Fugu-MT 論文翻訳(概要): Gemma 4, Phi-4, and Qwen3: Accuracy-Efficiency Tradeoffs in Dense and MoE Reasoning Language Models

論文の概要: Gemma 4, Phi-4, and Qwen3: Accuracy-Efficiency Tradeoffs in Dense and MoE Reasoning Language Models

arxiv url: http://arxiv.org/abs/2604.07035v1
Date: Wed, 08 Apr 2026 12:50:52 GMT
ステータス: 翻訳完了
システム内更新日: 2026-04-09 17:30:51.534406
Title: Gemma 4, Phi-4, and Qwen3: Accuracy-Efficiency Tradeoffs in Dense and MoE Reasoning Language Models
Title（参考訳）: Gemma 4, Phi-4, Qwen3:DenseおよびMoE推論言語モデルにおける精度効率トレードオフ
Authors: Md Motaleb Hossen Manik, Ge Wang,
Abstract要約: Mixture-of-experts (MoE)言語モデルは、高密度モデルよりも優れた品質と効率のトレードオフをもたらすことがしばしば期待されている。そこで本研究では,高密度および高密度なMoE設計にまたがる7つの推論指向命令調整モデルのベンチマークを示す。
参考スコア（独自算出の注目度）: 6.396911723204044
License: http://creativecommons.org/licenses/by/4.0/
Abstract: Mixture-of-experts (MoE) language models are often expected to offer better quality-efficiency tradeoffs than dense models because only a subset of parameters is activated per token, but the practical value of that advantage depends on end-to-end behavior under realistic inference constraints.
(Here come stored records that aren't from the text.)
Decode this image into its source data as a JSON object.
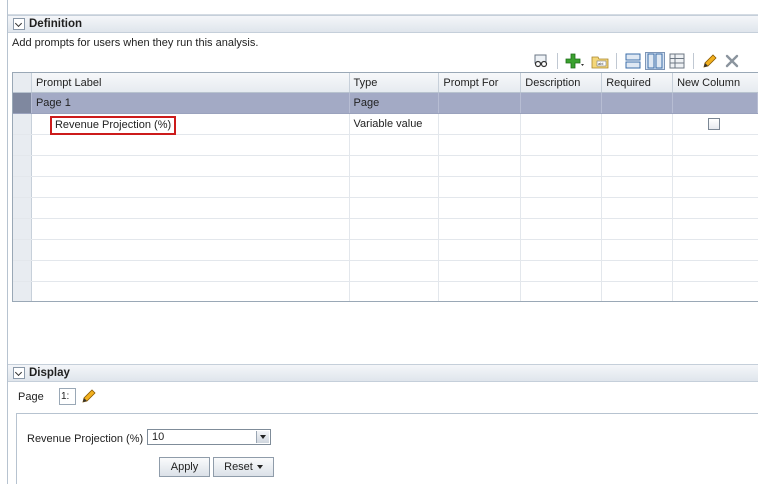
{
  "definition": {
    "title": "Definition",
    "instruction": "Add prompts for users when they run this analysis.",
    "toolbar": [
      {
        "name": "preview-icon"
      },
      {
        "name": "add-icon"
      },
      {
        "name": "folder-icon"
      },
      {
        "name": "row-layout-icon"
      },
      {
        "name": "column-layout-icon"
      },
      {
        "name": "grid-layout-icon"
      },
      {
        "name": "edit-icon"
      },
      {
        "name": "delete-icon"
      }
    ],
    "columns": [
      "Prompt Label",
      "Type",
      "Prompt For",
      "Description",
      "Required",
      "New Column"
    ],
    "rows": [
      {
        "label": "Page 1",
        "type": "Page",
        "selected": true
      },
      {
        "label": "Revenue Projection (%)",
        "type": "Variable value",
        "new_column": false,
        "highlighted": true
      }
    ]
  },
  "display": {
    "title": "Display",
    "page_label": "Page",
    "page_value": "1:",
    "prompt_label": "Revenue Projection (%)",
    "prompt_value": "10",
    "apply_label": "Apply",
    "reset_label": "Reset"
  }
}
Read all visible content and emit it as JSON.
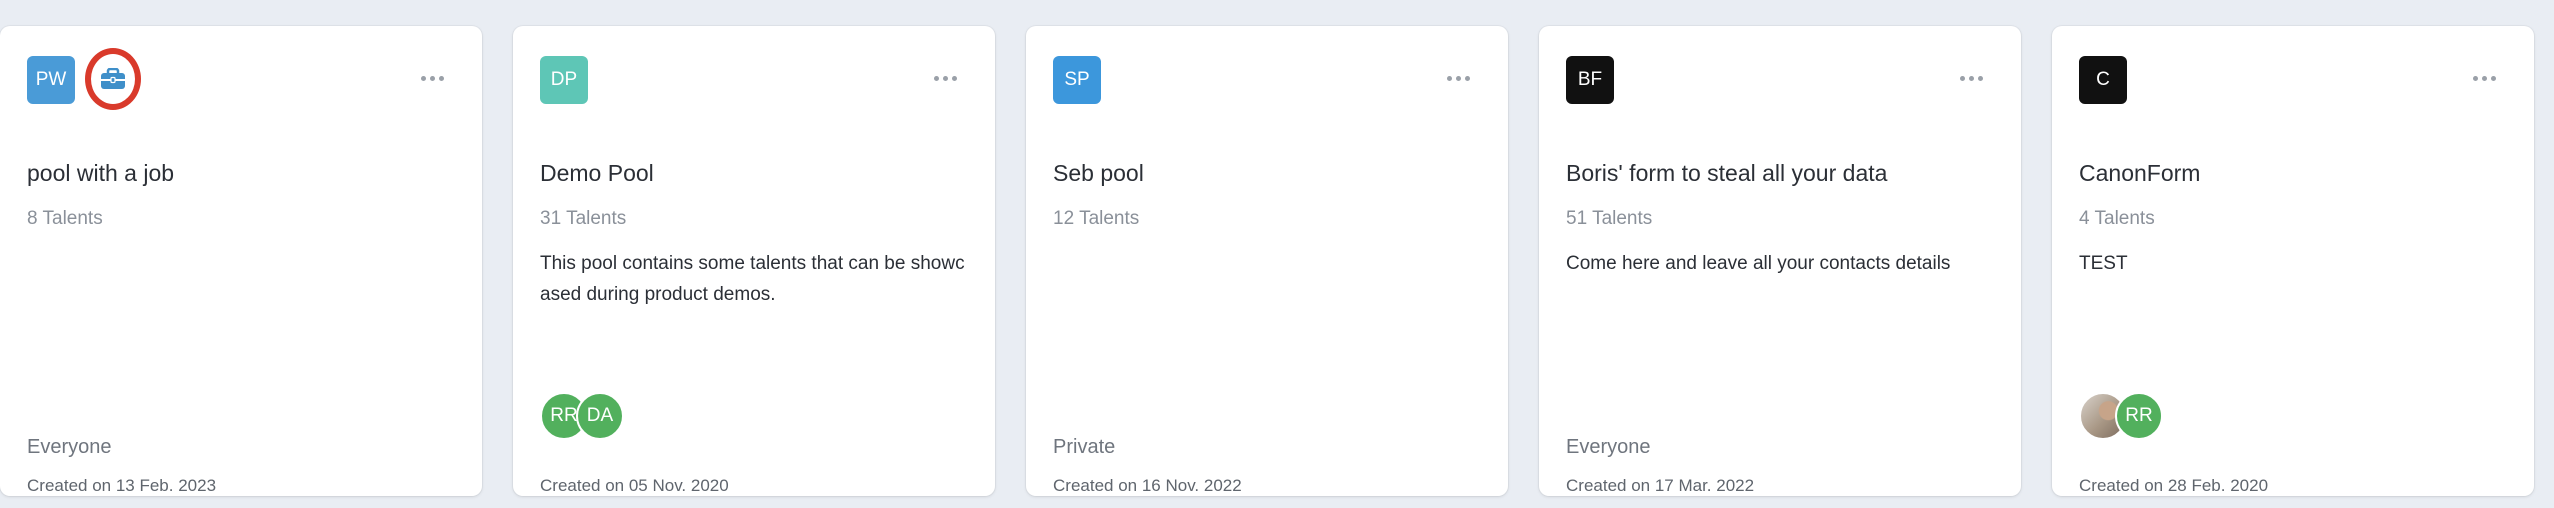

We present a controlled empirical benchmark of seven recent reasoning-oriented instruction-tuned models spanning dense and MoE designs, namely Gemma-4-E2B, Gemma-4-E4B, Gemma-4-26B-A4B, Phi-4-mini-reasoning, Phi-4-reasoning, Qwen3-8B, and Qwen3-30B-A3B, evaluated on four benchmarks -- ARC-Challenge, GSM8K, Math Level 1-3, and TruthfulQA MC1 -- under three prompting strategies: zero-shot, chain-of-thought, and few-shot chain-of-thought. The study covers 8,400 total model-dataset-prompt evaluations and records accuracy, latency, peak GPU memory usage (VRAM), and an approximate floating-point operations (FLOPs)-per-token proxy. Across the weighted multi-task summary, Gemma-4-E4B with few-shot chain-of-thought achieved the best overall result, reaching weighted accuracy 0.675 with mean VRAM 14.9 GB, while Gemma-4-26B-A4B was close in accuracy at 0.663 but substantially more memory intensive at 48.1 GB. At the task level, Gemma models dominated ARC and Math, Phi models were strongest on TruthfulQA, and GSM8K showed the largest prompt sensitivity, including a sharp drop for Phi-4-reasoning from 0.67 under chain-of-thought to 0.11 under few-shot chain-of-thought. These results show that sparse activation alone does not guarantee the best practical operating point: observed accuracy-efficiency tradeoffs depend jointly on architecture, prompting protocol, and task composition. We release a reproducible benchmark pipeline, aggregated results, and paired statistical analyses to support deployment-oriented evaluation of reasoning LLMs under real resource constraints.
Abstract（参考訳）: Mixture-of-experts (MoE)言語モデルは、トークン毎にパラメータのサブセットだけをアクティブにするため、高密度モデルよりも優れた品質効率トレードオフを提供すると予想されることが多いが、その利点の実践的価値は、現実的な推論制約の下でのエンドツーエンドの振る舞いに依存している。ゼロショット,チェーン・オブ・シント,および少数ショット・チェーン・オブ・シントという3つの戦略の下で, ARC-Challenge, GSM8K, Math Level 1-3, TruthfulQA MC1 の4つのベンチマークで評価した,近年の高密度・高密度・高密度・高密度・高密度な7つの推論指向型モデル,すなわち Gemma-4-E2B, Gemma-4-26B-A4B, Phi-4-mini-reasoning, Phi-4-reasoning, Qwen3-8B, Qwen3-30B-A3B を比較検討した。この研究は8,400のモデルデータセット・プロンプト評価と、精度、レイテンシ、ピークGPUメモリ使用量(VRAM)、および近似浮動小数点演算(FLOP)/トークンプロキシをカバーしている。重み付けされたマルチタスクの要約の中で、数発のチェーンを持つGemma-4-E4Bは、平均的なVRAM 14.9 GBの重み付き精度0.675に達し、Gemma-4-26B-A4Bは0.663の精度で、メモリは48.1 GBにほぼ集約された。タスクレベルでは、GemmaモデルはARCとMathを支配し、PhiモデルはTruthfulQAで最強であり、GSM8KはPhi-4-reasoningを0.67から0.11に急降下させた。これらの結果から,スパースアクティベーションだけでは最高の運用ポイントが保証されないことが明らかとなった。観測精度・効率トレードオフは, アーキテクチャ, プロンプトプロトコル, タスク構成に大きく依存する。実資源制約下でのLCMの展開指向評価を支援するために,再現性のあるベンチマークパイプライン,集計結果,およびペア統計解析を行った。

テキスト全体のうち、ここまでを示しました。